Ninety percent of Hike Messenger users are Indians whereas WhatsApp is spread globally. The former has been tailored to meet local demands and sensibilities while the latter offers general global chat service. In the course of meeting users’ needs, Hike pioneered data encryption privacy protocol which other competitors have embraced. Hike users can hide both the time stamp ‘last-viewed’ and status updates, as well as hide individual and group chats.
As explained by founder and CEO Kavin Mittal, Hike was made to meet the needs of Indian’s young internet generation who are in dire need for privacy, because in India a single phone is normally shared between members of the family. Finally, the app is available in nine languages and provides stickers in 40 languages to take care of the Indian market which has so many languages.
Competition
According to Kavin, the competition between Hike Messenger and WhatsApp is a non-zero-sum game, WhatsApp must not lose for Hike to win. He disagrees with current data that now put Hike and WhatsApp side by side. As said by the CEO people use WhatsApp and Hike for different purposes, that is, there are things you cannot do on WhatsApp that you can do on Hike. He justified his point by citing the number of people using both Hike and WhatsApp at the same time which is more than those using Hike alone.
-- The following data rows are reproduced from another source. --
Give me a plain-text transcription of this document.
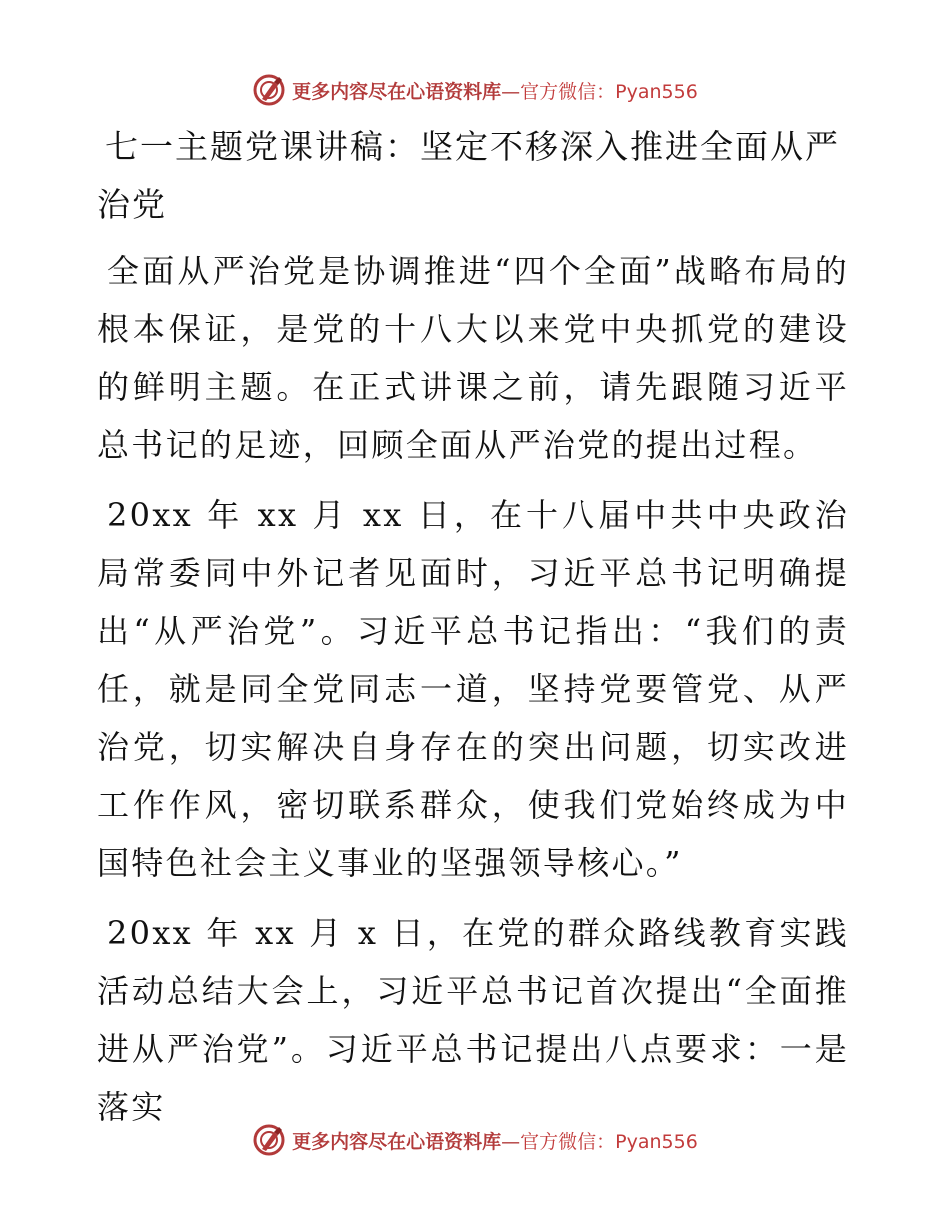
更多内容尽在心语资料库—官方微信：Pyan556
七一主题党课讲稿：坚定不移深入推进全面从严治党

全面从严治党是协调推进“四个全面”战略布局的根本保证，是党的十八大以来党中央抓党的建设的鲜明主题。在正式讲课之前，请先跟随习近平总书记的足迹，回顾全面从严治党的提出过程。

20xx 年 xx 月 xx 日，在十八届中共中央政治局常委同中外记者见面时，习近平总书记明确提出“从严治党”。习近平总书记指出：“我们的责任，就是同全党同志一道，坚持党要管党、从严治党，切实解决自身存在的突出问题，切实改进工作作风，密切联系群众，使我们党始终成为中国特色社会主义事业的坚强领导核心。”

20xx 年 xx 月 x 日，在党的群众路线教育实践活动总结大会上，习近平总书记首次提出“全面推进从严治党”。习近平总书记提出八点要求：一是落实

更多内容尽在心语资料库—官方微信：Pyan556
40 billion messages are shared across Hike per month with users spending 120 minutes per week on the communication app which is far much behind 64 billion messages across WhatsApp per day with 600 million photos according to statistica.com.
In terms of the number of exchanges across the apps, WhatsApp totally floors Hike Messenger. However, Hike’s strength comes in terms of engagement per user which places it at second place after the market’s leader.
As per a study by Jana in December 2015, dubbed ‘India: A growth opportunity for app developers’, 97 percent of Indians with smartphones use a messaging app every day with WhatsApp running on 96 percent of these phones. Besides, WhatsApp leads all other apps in India, including Hike, in the number daily active users. The research also revealed that devices with WhatsApp were 2.3 times more than those with Hike Messenger and1.7 times more devices than Facebook Messenger.
Apparently, WhatsApp is still the better app and is more popular than Hike in the country.